この点、LLPには法人格がないので法人口座を開設するのは難しいでしょう。参考に、外為ファイネストでは以下の様な記載がされています。
全てのFX業者を確かめた訳では無いですが、基本的にLLPで法人口座を開設するのは難しいと思っておいた方が良いでしょうね。
ちなみに、仮にLLPで法人口座を開設で来たとしても、FXをLLPでするのはあまりオススメは出来ません。
というのも、レバレッジ規制の回避は可能(※)ですが、FXで出た利益は構成員に分配され総合課税の対象となります。個人でFXをしていれば申告分離課税となるので、税務上のメリットがあまり無いからですね。

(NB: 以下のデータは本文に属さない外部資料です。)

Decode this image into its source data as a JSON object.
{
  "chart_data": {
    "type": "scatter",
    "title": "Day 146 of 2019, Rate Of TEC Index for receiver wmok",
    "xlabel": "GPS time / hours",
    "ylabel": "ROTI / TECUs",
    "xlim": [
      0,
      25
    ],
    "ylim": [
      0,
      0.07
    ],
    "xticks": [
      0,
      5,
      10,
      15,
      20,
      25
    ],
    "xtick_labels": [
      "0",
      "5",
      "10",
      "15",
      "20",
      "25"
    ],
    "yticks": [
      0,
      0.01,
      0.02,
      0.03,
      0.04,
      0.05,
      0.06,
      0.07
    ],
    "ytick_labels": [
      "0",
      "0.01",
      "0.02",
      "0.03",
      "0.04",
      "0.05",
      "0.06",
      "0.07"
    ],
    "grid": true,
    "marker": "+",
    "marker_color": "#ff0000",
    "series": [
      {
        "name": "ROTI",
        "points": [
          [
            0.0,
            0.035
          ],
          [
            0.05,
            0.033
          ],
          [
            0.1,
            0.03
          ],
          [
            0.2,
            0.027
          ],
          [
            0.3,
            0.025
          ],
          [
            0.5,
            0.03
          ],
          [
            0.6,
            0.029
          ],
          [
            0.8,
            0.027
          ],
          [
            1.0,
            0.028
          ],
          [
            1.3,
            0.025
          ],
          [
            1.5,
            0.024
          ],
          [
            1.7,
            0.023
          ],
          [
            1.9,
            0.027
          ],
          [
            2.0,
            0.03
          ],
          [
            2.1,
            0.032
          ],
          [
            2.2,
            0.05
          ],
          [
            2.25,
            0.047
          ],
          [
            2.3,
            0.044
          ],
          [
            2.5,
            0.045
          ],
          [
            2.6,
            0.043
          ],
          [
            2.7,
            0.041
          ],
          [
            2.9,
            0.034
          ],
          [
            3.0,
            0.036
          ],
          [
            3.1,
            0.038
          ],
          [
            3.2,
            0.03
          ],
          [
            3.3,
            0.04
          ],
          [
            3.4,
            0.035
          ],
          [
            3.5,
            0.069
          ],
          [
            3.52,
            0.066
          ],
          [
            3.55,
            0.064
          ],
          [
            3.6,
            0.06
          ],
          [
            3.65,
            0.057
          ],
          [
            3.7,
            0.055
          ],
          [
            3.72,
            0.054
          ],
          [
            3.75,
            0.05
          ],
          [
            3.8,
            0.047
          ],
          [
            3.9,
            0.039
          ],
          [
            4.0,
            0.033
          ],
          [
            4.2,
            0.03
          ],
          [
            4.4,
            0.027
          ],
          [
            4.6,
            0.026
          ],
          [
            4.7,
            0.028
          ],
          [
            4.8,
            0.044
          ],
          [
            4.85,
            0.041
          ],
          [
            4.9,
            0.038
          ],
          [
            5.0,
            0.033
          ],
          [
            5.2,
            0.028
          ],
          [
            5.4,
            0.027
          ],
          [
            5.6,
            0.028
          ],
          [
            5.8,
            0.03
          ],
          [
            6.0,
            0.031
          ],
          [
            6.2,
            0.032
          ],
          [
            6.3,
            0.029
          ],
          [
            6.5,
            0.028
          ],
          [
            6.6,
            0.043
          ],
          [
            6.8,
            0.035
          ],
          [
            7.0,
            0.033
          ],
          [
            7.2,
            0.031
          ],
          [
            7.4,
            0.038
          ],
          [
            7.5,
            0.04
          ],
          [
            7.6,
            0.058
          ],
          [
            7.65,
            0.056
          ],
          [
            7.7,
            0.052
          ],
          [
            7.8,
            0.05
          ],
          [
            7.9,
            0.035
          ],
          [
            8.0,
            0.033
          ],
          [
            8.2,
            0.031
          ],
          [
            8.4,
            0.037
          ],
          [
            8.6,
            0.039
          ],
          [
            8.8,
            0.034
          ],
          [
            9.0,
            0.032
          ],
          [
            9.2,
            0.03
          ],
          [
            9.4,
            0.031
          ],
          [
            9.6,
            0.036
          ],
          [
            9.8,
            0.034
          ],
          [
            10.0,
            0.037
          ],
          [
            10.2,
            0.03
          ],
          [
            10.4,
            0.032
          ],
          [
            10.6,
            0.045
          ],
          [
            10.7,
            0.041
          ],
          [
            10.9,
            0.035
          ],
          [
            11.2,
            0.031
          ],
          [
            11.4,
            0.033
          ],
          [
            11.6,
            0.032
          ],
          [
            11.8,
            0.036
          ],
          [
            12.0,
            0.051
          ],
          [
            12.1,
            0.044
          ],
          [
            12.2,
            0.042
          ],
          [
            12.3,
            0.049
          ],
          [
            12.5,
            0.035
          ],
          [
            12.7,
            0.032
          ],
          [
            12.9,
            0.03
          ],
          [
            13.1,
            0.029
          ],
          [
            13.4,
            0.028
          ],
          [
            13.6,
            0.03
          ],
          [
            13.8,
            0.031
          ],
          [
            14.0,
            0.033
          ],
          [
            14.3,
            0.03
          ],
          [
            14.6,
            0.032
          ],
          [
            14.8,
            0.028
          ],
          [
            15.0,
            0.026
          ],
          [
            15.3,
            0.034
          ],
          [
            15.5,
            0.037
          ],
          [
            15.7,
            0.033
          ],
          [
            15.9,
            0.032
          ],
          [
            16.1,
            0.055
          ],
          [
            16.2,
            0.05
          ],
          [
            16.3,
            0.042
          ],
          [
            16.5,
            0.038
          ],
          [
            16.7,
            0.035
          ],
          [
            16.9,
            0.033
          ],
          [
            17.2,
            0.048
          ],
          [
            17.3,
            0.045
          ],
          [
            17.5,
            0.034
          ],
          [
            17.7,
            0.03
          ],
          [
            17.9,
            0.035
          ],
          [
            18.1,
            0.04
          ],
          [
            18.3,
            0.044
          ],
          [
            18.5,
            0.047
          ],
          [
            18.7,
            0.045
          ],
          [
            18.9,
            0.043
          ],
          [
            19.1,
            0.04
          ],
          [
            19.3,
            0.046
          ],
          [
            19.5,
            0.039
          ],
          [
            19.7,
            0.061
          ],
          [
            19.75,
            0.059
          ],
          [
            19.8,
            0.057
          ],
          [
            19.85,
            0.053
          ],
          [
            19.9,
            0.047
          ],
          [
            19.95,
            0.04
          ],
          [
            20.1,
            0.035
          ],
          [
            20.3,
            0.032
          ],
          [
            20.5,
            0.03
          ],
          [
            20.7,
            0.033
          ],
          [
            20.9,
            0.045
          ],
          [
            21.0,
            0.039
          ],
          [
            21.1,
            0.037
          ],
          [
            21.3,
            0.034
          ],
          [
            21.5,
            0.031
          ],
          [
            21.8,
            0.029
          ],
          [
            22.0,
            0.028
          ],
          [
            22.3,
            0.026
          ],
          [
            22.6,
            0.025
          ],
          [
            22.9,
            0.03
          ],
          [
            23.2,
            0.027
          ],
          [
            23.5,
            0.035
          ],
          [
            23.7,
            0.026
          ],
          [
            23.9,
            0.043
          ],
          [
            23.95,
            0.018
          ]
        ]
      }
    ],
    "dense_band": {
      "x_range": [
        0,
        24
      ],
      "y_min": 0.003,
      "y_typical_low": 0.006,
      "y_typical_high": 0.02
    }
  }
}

※:個人よりは緩いものの、平成29年2月からは法人口座に対してもレバレッジ規制が有ります。(参考:FX法人口座のレバレッジ規制)
まとめ
いかがでしたか?LLP(有限責任事業組合)というもの自体を知らなかった方も多いでしょう。LLPのメリットとしていくつか挙げましたが、「敢えてLLPにする程ではないかも・・・。」と思った方も多いかもしれませんね。
設立コストも安くて済むのは良いですが、本当にLLPがビジネスの形態としてベストなのかどうかを考えて、設立する様にしたいですね。